DAA reagiert auf Vorwürfe des Fernsehmagazins Fakt

Bei Fragen von Kündigungsschutz und Lohn setzen sich Gewerkschaften für die Belange der Arbeitnehmer ein, die Rechte der eigenen Mitarbeiter aber nehmen sie häufig nicht so ernst. Das zumindest legt das Magazin Fakt nahe.
Dem Beitrag vom 10. März 2003 im MDR zufolge beschäftigt die DAA Deutsche Angestellten Akademie, eines der größten deutschen Weiterbildungsunternehmen, neben 2.000 fest angestellten Mitarbeitern 6.000 freie Honorarkräfte, letztere u.a. über die INT GmbH, zu deren Gesellschaftern auch der Geschäftsführer der DAA-Stiftung, Rudolf Helfrich, zählt.

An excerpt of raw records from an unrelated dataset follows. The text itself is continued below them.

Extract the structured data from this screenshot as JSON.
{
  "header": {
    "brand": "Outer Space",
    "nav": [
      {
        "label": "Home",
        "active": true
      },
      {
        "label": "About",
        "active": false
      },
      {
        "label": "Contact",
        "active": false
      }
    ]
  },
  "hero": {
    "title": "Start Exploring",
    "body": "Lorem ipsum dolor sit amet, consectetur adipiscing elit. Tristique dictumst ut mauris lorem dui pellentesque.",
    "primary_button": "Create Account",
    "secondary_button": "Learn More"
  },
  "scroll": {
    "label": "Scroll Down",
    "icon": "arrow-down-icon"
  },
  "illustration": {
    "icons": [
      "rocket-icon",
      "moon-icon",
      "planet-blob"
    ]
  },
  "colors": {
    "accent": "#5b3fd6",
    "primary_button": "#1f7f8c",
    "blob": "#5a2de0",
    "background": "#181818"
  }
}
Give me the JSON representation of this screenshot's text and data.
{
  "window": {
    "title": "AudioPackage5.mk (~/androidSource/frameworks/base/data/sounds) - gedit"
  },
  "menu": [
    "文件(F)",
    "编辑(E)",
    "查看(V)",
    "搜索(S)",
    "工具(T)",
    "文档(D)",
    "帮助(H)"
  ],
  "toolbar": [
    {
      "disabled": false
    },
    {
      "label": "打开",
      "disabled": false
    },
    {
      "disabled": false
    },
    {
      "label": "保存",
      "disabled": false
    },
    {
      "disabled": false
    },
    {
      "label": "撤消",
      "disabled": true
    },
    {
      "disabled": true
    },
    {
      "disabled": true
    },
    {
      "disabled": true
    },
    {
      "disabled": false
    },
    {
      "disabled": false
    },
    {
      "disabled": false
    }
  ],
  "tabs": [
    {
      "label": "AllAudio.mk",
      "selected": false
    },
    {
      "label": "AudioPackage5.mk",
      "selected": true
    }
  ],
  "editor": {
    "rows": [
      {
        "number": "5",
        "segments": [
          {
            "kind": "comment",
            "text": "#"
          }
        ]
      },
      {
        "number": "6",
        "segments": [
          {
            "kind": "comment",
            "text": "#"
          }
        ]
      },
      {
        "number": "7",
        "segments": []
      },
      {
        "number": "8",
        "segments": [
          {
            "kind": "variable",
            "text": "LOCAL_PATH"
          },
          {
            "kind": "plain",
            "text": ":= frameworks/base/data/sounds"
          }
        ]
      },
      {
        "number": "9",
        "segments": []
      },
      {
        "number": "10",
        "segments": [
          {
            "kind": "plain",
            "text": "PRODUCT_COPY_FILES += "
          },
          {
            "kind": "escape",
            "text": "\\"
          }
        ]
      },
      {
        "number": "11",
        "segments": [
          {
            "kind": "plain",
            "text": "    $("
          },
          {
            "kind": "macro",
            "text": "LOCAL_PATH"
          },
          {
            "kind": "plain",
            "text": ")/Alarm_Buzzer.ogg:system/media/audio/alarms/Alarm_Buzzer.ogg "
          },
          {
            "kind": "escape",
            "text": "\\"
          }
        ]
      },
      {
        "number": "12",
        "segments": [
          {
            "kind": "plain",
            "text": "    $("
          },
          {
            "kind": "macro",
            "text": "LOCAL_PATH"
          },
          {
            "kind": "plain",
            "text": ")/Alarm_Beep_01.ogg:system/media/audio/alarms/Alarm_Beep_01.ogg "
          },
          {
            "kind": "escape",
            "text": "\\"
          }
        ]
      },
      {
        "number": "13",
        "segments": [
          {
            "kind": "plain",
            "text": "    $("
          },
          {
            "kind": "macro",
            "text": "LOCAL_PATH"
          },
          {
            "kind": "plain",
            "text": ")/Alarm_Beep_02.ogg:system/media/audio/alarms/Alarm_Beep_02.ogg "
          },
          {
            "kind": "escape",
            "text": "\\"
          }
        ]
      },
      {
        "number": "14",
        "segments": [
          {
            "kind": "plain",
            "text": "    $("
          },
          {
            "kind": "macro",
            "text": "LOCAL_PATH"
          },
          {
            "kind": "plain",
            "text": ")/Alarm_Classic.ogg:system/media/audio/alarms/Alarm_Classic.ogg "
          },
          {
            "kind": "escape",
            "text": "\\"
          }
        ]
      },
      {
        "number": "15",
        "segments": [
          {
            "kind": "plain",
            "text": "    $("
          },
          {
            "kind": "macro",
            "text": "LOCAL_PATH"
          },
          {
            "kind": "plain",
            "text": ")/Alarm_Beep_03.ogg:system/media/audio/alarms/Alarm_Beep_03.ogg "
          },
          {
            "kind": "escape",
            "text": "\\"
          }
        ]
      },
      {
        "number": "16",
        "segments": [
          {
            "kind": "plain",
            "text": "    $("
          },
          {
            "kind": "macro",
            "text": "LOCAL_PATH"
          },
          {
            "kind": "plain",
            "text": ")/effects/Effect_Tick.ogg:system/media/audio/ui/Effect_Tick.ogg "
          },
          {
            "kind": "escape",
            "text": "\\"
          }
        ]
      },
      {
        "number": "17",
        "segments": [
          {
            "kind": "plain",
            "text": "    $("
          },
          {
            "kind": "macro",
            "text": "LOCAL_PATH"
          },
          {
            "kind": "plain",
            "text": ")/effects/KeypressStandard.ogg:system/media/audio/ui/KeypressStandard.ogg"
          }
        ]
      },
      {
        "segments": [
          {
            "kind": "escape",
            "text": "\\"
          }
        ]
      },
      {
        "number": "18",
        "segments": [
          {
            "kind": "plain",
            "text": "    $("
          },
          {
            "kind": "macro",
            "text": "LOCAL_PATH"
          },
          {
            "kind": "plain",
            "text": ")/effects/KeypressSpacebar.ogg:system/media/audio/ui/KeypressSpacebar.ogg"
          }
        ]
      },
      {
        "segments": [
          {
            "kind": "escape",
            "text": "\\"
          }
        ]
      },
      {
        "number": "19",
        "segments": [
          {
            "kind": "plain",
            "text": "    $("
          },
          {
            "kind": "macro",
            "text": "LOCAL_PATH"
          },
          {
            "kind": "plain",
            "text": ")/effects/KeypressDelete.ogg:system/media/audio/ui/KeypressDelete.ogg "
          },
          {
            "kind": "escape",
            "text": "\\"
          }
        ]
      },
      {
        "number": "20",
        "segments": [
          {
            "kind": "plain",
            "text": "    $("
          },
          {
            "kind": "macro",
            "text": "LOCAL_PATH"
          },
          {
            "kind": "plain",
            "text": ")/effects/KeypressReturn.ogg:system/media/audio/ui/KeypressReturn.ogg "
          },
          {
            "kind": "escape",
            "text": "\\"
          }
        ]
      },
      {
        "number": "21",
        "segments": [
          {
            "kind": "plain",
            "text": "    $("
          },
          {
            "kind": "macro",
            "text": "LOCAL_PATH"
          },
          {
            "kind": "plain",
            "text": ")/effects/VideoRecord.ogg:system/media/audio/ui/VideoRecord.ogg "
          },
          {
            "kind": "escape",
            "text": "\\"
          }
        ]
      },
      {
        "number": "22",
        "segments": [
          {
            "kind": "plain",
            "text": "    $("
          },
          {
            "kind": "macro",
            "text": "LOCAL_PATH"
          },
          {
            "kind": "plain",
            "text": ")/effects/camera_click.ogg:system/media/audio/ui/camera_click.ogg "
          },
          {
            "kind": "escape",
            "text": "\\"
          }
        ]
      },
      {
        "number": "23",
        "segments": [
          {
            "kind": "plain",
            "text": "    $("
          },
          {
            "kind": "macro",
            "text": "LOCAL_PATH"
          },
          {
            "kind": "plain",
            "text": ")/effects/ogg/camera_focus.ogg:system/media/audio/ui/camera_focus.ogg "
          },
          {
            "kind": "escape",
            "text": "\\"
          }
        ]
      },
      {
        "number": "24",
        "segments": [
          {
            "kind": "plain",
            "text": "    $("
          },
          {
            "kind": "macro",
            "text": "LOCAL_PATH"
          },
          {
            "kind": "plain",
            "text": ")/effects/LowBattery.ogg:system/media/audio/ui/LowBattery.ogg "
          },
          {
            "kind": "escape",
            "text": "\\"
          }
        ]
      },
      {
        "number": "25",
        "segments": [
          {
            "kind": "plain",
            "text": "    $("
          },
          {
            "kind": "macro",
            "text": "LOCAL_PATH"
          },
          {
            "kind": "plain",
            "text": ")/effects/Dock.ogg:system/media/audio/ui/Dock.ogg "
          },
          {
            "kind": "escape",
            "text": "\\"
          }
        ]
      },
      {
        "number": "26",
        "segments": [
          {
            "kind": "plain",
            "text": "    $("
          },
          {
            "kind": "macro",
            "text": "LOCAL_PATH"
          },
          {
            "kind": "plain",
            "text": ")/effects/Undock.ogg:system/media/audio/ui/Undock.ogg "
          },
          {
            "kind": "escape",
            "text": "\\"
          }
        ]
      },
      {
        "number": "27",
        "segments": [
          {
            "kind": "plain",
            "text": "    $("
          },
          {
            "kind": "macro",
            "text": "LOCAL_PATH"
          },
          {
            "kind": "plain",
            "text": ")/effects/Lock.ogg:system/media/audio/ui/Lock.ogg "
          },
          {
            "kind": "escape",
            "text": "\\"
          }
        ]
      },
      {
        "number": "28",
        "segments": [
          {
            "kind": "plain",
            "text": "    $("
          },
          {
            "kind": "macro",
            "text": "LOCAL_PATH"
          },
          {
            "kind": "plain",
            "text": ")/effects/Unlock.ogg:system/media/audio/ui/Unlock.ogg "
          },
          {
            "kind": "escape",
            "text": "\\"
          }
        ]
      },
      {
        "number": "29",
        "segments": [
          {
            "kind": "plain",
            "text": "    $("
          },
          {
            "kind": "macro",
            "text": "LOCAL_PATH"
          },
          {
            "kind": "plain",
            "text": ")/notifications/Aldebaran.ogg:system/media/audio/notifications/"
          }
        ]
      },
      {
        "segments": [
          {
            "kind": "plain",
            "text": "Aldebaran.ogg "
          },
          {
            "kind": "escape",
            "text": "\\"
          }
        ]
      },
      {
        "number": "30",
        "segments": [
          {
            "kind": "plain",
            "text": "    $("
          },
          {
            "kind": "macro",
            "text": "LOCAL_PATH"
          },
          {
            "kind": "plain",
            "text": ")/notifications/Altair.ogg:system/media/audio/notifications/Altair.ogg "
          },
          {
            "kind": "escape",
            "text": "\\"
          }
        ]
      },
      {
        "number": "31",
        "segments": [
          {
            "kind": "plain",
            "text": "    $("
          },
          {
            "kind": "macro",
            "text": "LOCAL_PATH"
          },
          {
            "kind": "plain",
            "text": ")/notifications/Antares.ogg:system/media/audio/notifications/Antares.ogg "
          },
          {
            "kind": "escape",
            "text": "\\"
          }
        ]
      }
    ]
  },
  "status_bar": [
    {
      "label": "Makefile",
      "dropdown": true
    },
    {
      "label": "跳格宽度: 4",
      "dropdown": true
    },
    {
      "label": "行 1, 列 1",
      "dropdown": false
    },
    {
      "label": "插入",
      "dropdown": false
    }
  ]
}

Laut Fakt sind INT-Mitarbeiter schlechter bezahlt und arbeitsrechtlich schlechter gestellt als fest angestellte DAA-Mitarbeiter. Die Vermutung von Fakt: Über Beteiligungsunternehmen sollen Personalkosten gespart und kündigungsschutzrechtliche Bestimmungen umgangen werden. 'Stimmt nicht', weist die DAA den Vorwurf auf Nachfrage von Training aktuell zurück. Nach Aussage von Peter Schliebeck, Abteilungsleiter Entwicklung und Marketing, wird auf INT-Mitarbeiter immer dann zurückgegriffen, wenn bei öffentlichen Aufträgen, z.B. bei Qualifizierungs-ABM, nur niedrigere als in der DAA vereinbarte Personalkosten angesetzt werden dürfen. 'Da die DAA GmbH einem tarifähnlichen Gehaltsgruppenplan unterworfen ist, ist eine Bezahlung durch die DAA GmbH nicht möglich', erklärt Schliebeck. Es sei üblich, in solchen Fällen günstigeres Personal über Beteiligungsunternehmen einzusetzen. Andere Bildungsträger täten das auch.

Weiterhin von Fakt kritisiert: das Fehlen von Tarifverträgen für fest angestellte DAA-Mitarbeiter. Laut Fakt ein Nachteil ausgerechnet für die Mitabeiter eines gewerkschaftsnahen Unternehmens. Fakt sieht darin eine 'Doppelmoral nach ver.di-Art'.

Schliebeck weist auch diesen Vorwurf zurück. 'Alle DAA-Mitarbeiter samt Geschäftsführung sind gewerkschaftlich bei ver.di organisiert', erklärt er. Einen Tarifvertrag gebe es nicht, weil ver.di als beherrschende Macht die DAA-Geschäftsführung zwingen könne, Verträge nach ver.di-Konditionen abzuschließen. Doch auch ohne Tarifvertrag seien die Mitarbeiter nicht rechtelos: 'Die Arbeitsbedingungen sind über tarifähnliche Rahmenbetriebsvereinbarungen geregelt, die Gehälter bewegen sich eher oberhalb als unterhalb des Branchendurchschnitts', erklärt Schliebeck.